You think Consumer Reports' avoidance test is about swerving? GM doesn't test swerving.
They model everything—every sensor, every ECU, every domain controller, every wire, every algorithm—all at once, in real time, inside a digital twin more real than the prototype.
They don't just simulate a car avoiding a barrier. They simulate 5,000 variations: rain, ice, gravel, wet asphalt; a child running out; a dog; a truck swerving into them—all at different speeds, tire pressures, battery charge levels.
And they don't just ask: "Did it work?"
They ask: "What's the probability it works under any real-world condition?"
That's not testing. It's preventing.
The same internal model powers GM's lunar rover program—because if you can simulate a vehicle hitting an immovable object at 40 mph, you can simulate one surviving extreme heat, cold, vibration, and electromagnetic interference on the moon.
This isn't about vehicles anymore. It's about systems.
The Ripple: From NASCAR to the Moon
GM's motorsports teams—NASCAR, Formula One—don't just use their tools. They co-develop them.
Every month, production and race teams sit down, share code, share models, share failures. The race teams push the limits; production tames them. The result? A tech transfer that's faster than any corporate memo.
The same AI models optimizing a NASCAR spoiler are now tuning thermal vents on lunar rovers. The same digital twin simulating an assembly line is prototyping the robotic welders building GM's next-gen EV battery packs.
Even defense contracts are benefiting—not because they want to make tanks look like cars, but because resilience is performance. When you can simulate a vehicle under extreme conditions and see failure points before hardware exists, you're not building cars. You're engineering confidence.
As Anderson puts it: "Virtualization isn't about checking our work after the fact. It's giving engineers a virtual environment where they can simultaneously optimize hardware and software—before the first bolt is tightened."
This convergence of AI, simulation, and physical engineering echoes across industries—from the AI-driven fusion of space and automotive tech to the photorealistic driving simulations powering next-gen autonomy, like Decart's Oasis 3 world model.
The Real Win: Time for Creativity
The biggest casualty of the old way? Creativity.
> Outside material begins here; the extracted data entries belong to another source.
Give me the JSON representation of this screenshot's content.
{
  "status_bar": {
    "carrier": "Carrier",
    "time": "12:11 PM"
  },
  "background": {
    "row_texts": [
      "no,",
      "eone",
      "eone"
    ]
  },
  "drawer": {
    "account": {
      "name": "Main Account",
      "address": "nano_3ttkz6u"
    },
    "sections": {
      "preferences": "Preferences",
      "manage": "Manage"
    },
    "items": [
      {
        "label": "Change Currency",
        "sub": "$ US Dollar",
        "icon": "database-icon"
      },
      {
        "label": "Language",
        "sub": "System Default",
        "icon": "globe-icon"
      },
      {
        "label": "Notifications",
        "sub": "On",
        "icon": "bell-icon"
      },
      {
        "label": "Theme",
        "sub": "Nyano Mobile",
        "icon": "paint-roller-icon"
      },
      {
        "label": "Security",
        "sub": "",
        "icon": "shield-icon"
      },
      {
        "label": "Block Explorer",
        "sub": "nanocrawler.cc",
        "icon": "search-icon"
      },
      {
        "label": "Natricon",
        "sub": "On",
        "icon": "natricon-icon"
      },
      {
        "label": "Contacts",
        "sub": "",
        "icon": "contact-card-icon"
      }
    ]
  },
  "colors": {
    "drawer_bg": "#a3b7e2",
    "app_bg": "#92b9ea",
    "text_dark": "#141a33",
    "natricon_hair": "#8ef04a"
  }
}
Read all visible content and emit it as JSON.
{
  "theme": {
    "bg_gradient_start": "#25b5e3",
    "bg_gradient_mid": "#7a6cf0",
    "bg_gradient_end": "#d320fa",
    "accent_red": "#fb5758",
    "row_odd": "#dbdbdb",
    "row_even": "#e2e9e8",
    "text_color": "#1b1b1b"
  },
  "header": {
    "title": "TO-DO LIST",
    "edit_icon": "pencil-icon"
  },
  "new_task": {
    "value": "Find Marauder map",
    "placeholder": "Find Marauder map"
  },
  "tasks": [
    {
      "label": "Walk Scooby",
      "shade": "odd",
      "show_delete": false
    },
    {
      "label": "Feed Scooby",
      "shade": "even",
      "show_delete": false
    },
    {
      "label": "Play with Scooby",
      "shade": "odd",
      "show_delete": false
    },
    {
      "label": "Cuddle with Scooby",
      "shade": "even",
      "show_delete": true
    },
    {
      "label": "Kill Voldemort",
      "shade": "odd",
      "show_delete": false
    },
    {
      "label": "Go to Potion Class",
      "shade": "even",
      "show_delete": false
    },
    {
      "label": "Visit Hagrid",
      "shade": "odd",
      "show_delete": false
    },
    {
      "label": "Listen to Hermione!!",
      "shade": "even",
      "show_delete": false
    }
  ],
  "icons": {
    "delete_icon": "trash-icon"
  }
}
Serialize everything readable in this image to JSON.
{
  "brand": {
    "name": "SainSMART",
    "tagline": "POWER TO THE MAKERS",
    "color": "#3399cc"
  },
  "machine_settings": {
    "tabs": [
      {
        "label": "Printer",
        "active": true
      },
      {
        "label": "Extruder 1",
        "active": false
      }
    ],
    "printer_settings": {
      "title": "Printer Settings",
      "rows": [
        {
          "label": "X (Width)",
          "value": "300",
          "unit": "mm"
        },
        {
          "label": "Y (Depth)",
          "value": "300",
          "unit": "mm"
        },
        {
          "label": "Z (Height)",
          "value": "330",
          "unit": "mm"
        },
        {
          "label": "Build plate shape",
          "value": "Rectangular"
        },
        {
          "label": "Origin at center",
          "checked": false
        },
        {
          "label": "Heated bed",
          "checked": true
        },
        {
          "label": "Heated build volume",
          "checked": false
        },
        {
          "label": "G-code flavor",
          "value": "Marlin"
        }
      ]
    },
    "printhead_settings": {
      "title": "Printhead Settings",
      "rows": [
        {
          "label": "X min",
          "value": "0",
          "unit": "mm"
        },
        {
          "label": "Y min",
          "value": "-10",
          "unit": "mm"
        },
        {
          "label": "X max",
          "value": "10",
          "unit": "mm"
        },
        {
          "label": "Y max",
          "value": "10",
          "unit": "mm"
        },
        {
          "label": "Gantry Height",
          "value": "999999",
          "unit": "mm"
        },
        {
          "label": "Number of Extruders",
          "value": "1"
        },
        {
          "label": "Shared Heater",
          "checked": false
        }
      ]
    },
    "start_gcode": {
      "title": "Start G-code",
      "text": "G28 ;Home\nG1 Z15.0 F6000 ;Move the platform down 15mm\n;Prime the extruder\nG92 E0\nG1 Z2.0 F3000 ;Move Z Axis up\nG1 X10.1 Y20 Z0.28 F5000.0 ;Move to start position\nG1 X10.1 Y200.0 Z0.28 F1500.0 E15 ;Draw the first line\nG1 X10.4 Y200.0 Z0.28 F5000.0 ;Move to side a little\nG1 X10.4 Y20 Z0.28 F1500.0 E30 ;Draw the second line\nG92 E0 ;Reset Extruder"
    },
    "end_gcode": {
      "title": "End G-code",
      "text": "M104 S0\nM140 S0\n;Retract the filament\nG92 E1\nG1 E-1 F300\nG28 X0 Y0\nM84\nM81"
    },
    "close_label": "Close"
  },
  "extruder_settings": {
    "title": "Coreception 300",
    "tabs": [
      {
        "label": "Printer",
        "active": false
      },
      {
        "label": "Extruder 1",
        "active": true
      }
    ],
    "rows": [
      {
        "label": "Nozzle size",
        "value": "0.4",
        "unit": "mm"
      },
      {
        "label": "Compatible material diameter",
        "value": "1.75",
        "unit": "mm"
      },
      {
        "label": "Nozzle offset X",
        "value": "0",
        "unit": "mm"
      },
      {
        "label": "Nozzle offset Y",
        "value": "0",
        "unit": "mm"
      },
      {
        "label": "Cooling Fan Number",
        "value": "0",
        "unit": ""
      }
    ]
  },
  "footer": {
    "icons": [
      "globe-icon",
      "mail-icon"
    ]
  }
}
Engineers spent their days chasing down bugs, fixing interfaces, calibrating sensors, waiting for simulations, filling out reports. They weren't designing. They were maintaining.
Now? They're asking questions no one's ever asked before:
• "What if we made the frame lighter but the battery bigger?" • "What if the motor placement changed the center of gravity so much we could drop the suspension?" • "What if cabin layout wasn't optimized for comfort—but for emergency egress?"
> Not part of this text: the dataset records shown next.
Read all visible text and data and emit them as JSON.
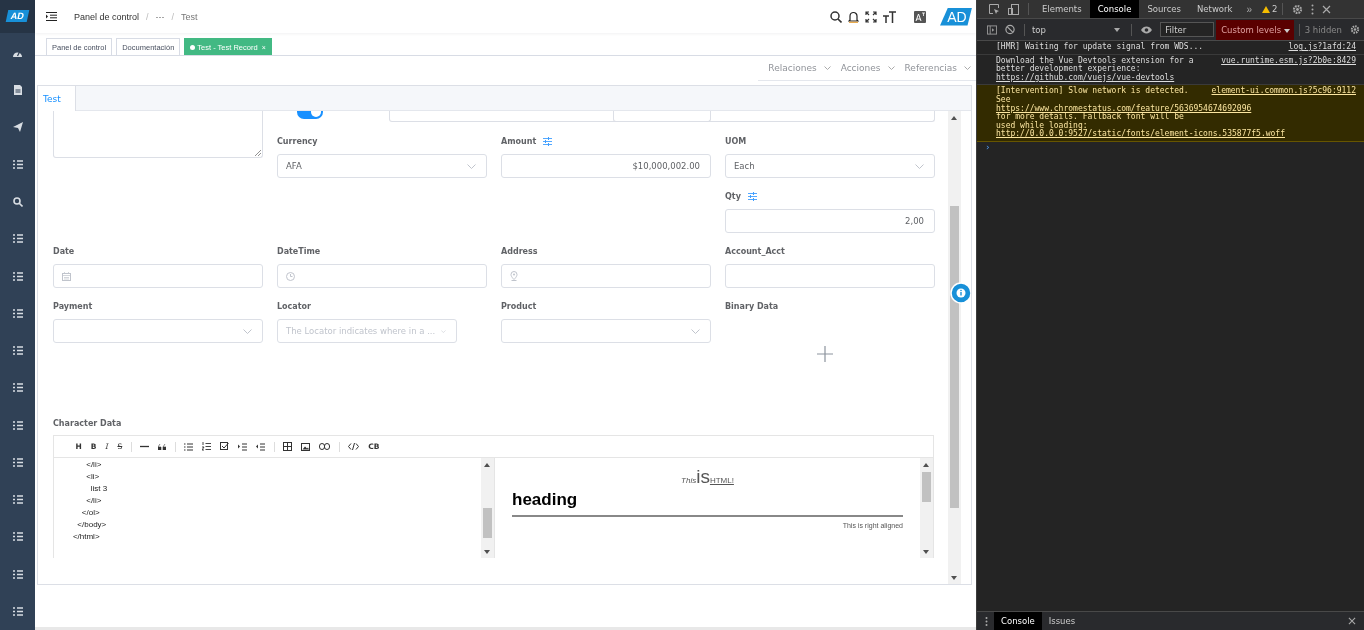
{
  "logo": "AD",
  "breadcrumb": {
    "items": [
      "Panel de control",
      "···",
      "Test"
    ],
    "separator": "/"
  },
  "header": {
    "avatar": "AD"
  },
  "tags": [
    {
      "label": "Panel de control",
      "selected": false
    },
    {
      "label": "Documentación",
      "selected": false
    },
    {
      "label": "Test - Test Record",
      "selected": true,
      "close": "×"
    }
  ],
  "actions": [
    "Relaciones",
    "Acciones",
    "Referencias"
  ],
  "tabs": [
    {
      "label": "Test",
      "selected": true
    }
  ],
  "fields": [
    {
      "kind": "textarea"
    },
    {
      "kind": "switch",
      "on": true
    },
    {
      "kind": "cut"
    },
    {
      "kind": "cut"
    },
    {
      "kind": "select",
      "label": "Currency",
      "value": "AFA"
    },
    {
      "kind": "number",
      "label": "Amount",
      "value": "$10,000,002.00"
    },
    {
      "kind": "select",
      "label": "UOM",
      "value": "Each"
    },
    {
      "kind": "number",
      "label": "Qty",
      "value": "2,00"
    },
    {
      "kind": "date",
      "label": "Date"
    },
    {
      "kind": "datetime",
      "label": "DateTime"
    },
    {
      "kind": "location",
      "label": "Address"
    },
    {
      "kind": "text",
      "label": "Account_Acct"
    },
    {
      "kind": "select",
      "label": "Payment"
    },
    {
      "kind": "select",
      "label": "Locator",
      "placeholder": "The Locator indicates where in a ..."
    },
    {
      "kind": "select",
      "label": "Product"
    },
    {
      "kind": "upload",
      "label": "Binary Data"
    }
  ],
  "editor": {
    "label": "Character Data",
    "toolbar": [
      {
        "kind": "text",
        "label": "H"
      },
      {
        "kind": "bold",
        "label": "B"
      },
      {
        "kind": "italic",
        "label": "I"
      },
      {
        "kind": "strike",
        "label": "S"
      },
      {
        "kind": "separator"
      },
      {
        "kind": "rule"
      },
      {
        "kind": "quote"
      },
      {
        "kind": "separator"
      },
      {
        "kind": "bullets"
      },
      {
        "kind": "numbers"
      },
      {
        "kind": "tasks"
      },
      {
        "kind": "indent"
      },
      {
        "kind": "outdent"
      },
      {
        "kind": "separator"
      },
      {
        "kind": "table"
      },
      {
        "kind": "image"
      },
      {
        "kind": "link"
      },
      {
        "kind": "separator"
      },
      {
        "kind": "code"
      },
      {
        "kind": "text",
        "label": "CB"
      }
    ],
    "code_lines": [
      "          </li>",
      "          <li>",
      "            list 3",
      "          </li>",
      "        </ol>",
      "      </body>",
      "    </html>"
    ],
    "preview": {
      "line": [
        {
          "kind": "italic",
          "text": "This"
        },
        {
          "kind": "large",
          "text": "is"
        },
        {
          "kind": "link",
          "text": "HTML!"
        }
      ],
      "heading": "heading",
      "right_text": "This is right aligned"
    }
  },
  "devtools": {
    "tabs": [
      {
        "label": "Elements",
        "selected": false
      },
      {
        "label": "Console",
        "selected": true
      },
      {
        "label": "Sources",
        "selected": false
      },
      {
        "label": "Network",
        "selected": false
      }
    ],
    "more": "»",
    "warnings": "2",
    "context": "top",
    "filter_placeholder": "Filter",
    "levels": "Custom levels",
    "hidden": "3 hidden",
    "messages": [
      {
        "kind": "info",
        "source": "log.js?1afd:24",
        "parts": [
          {
            "kind": "text",
            "text": "[HMR] Waiting for update signal from WDS..."
          }
        ]
      },
      {
        "kind": "info",
        "source": "vue.runtime.esm.js?2b0e:8429",
        "parts": [
          {
            "kind": "text",
            "text": "Download the Vue Devtools extension for a better development experience: "
          },
          {
            "kind": "link",
            "text": "https://github.com/vuejs/vue-devtools"
          }
        ]
      },
      {
        "kind": "warning",
        "source": "element-ui.common.js?5c96:9112",
        "parts": [
          {
            "kind": "text",
            "text": "[Intervention] Slow network is detected. See "
          },
          {
            "kind": "link",
            "text": "https://www.chromestatus.com/feature/5636954674692096"
          },
          {
            "kind": "text",
            "text": " for more details. Fallback font will be used while loading: "
          },
          {
            "kind": "link",
            "text": "http://0.0.0.0:9527/static/fonts/element-icons.535877f5.woff"
          }
        ]
      }
    ],
    "prompt": "›",
    "drawer_tabs": [
      {
        "label": "Console",
        "selected": true
      },
      {
        "label": "Issues",
        "selected": false
      }
    ]
  }
}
Fischer says it plainly: "It gives our engineers time back to dig deeper and be innovative in their creative designs, as opposed to doing repetitive tasks or that iterative grind."
That's the quiet revolution—not the one-minute FEA, not the digital twin, not even the AI. It's engineers being allowed to think again.
Not guess. Not iterate. Think.
The Third Epoch Isn't About Speed. It's About Scale of Thought.
We used to think of engineering as a craft.
Now we see it as a science of possibility.
The first epoch: guess.
The second: simulate.
The third: explore.
GM didn't just make things faster. They made thinking faster.
And that's not just a technical win—it's human. For the first time in centuries, engineers aren't fighting the system. They're using it to imagine what comes next.
And that? That's not marginally feasible. That's inevitable.